Cene was developed in spring 2020 by the University of Chicago Fourcast Lab, a design collective that creates alternate reality games. While the intended audience of their previous designs was undergraduate and graduate students, Cene was directed at seventh grade students to be incorporated into their Earth science curriculum. In spring 2022, the pilot program was introduced to two nearby schools in addition to Lab: UChicago Woodlawn Charter School and Bret Harte Elementary.

Heidi Coleman, a Lab parent and Fourcast Lab co-director, believes Lab students would be suited to a hands-on approach to learning in a creative setting. 

“Lab students in particular have an affinity for in their ways of thinking about games and how to do it or really design media design as a way of creating experiences and learning opportunities and places of expression,” Ms. Coleman said.

Over the course of three weeks, students were sorted into teams, which completed quests aimed at navigating the utopian and dystopian worlds. Some quests included puzzles, games and even making a song. The teams competed against each other on a leaderboard that measured efficiency and achievement. 

“The game and the competition is what draws students in and where we see the learning and current, because they’re learning material actively instead of just by a PowerPoint slideshow,” said science teacher Tony Del Campo, who was involved in conceptualizing the game.”

Mr.

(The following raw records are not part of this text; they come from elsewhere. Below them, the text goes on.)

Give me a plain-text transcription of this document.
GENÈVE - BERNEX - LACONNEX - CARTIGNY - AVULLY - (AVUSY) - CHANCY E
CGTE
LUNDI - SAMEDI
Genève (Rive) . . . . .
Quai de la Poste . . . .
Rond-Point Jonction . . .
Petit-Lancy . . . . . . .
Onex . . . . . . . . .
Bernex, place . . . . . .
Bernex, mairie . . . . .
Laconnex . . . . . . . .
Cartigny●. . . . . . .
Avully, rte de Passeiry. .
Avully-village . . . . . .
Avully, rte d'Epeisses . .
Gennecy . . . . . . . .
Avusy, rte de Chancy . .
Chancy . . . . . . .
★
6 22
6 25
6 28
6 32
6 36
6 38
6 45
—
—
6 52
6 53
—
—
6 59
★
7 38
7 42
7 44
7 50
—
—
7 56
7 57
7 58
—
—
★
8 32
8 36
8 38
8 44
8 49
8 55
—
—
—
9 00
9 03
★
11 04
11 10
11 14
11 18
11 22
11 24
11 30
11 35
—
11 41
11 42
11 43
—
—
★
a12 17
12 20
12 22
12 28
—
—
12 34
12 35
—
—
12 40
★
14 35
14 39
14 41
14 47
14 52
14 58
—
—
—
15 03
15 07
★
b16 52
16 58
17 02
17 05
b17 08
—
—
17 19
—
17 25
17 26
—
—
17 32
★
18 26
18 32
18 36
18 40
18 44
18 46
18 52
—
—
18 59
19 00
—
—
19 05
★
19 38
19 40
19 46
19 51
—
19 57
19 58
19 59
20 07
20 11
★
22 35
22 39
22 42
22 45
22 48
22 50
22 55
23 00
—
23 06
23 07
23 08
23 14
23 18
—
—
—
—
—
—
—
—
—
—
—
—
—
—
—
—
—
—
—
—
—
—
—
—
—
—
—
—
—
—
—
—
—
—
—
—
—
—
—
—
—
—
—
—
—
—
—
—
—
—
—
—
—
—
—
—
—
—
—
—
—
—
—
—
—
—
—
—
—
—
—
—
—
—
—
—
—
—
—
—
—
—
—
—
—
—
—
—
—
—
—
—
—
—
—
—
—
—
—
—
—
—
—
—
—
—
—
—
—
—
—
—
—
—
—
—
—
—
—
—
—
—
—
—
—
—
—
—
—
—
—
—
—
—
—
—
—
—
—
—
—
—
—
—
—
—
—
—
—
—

Del Campo expressed excitement that Cene offered an engaging way to present this vital material by addressing climate change in a positive manner. To do this, the game walked the line in between reality and fiction, incorporating transmedia design and elements of reality to create a more immersive experience.

“When one talks about climate change, which is a major aspect of our curriculum, it sometimes can come across as doom and gloom,” Mr. Del Campo said. “I think it’s important that we teach the students the effects of climate change, acknowledge that we are the primary cause of climate change, and communicate that there’s still time, and there are still ways we can take action.”

Science teacher Tiffany Gills noticed her students were able to take the ideas from the game and apply it to other aspects of their learning.

“It’s different than just sitting down and reading a textbook. Cene was about seeing a challenge and tackling it,” Ms. Gills said. “I think through these activities the students were able to see real world ideas and figure out how, as young adults, they can make a difference in the world.”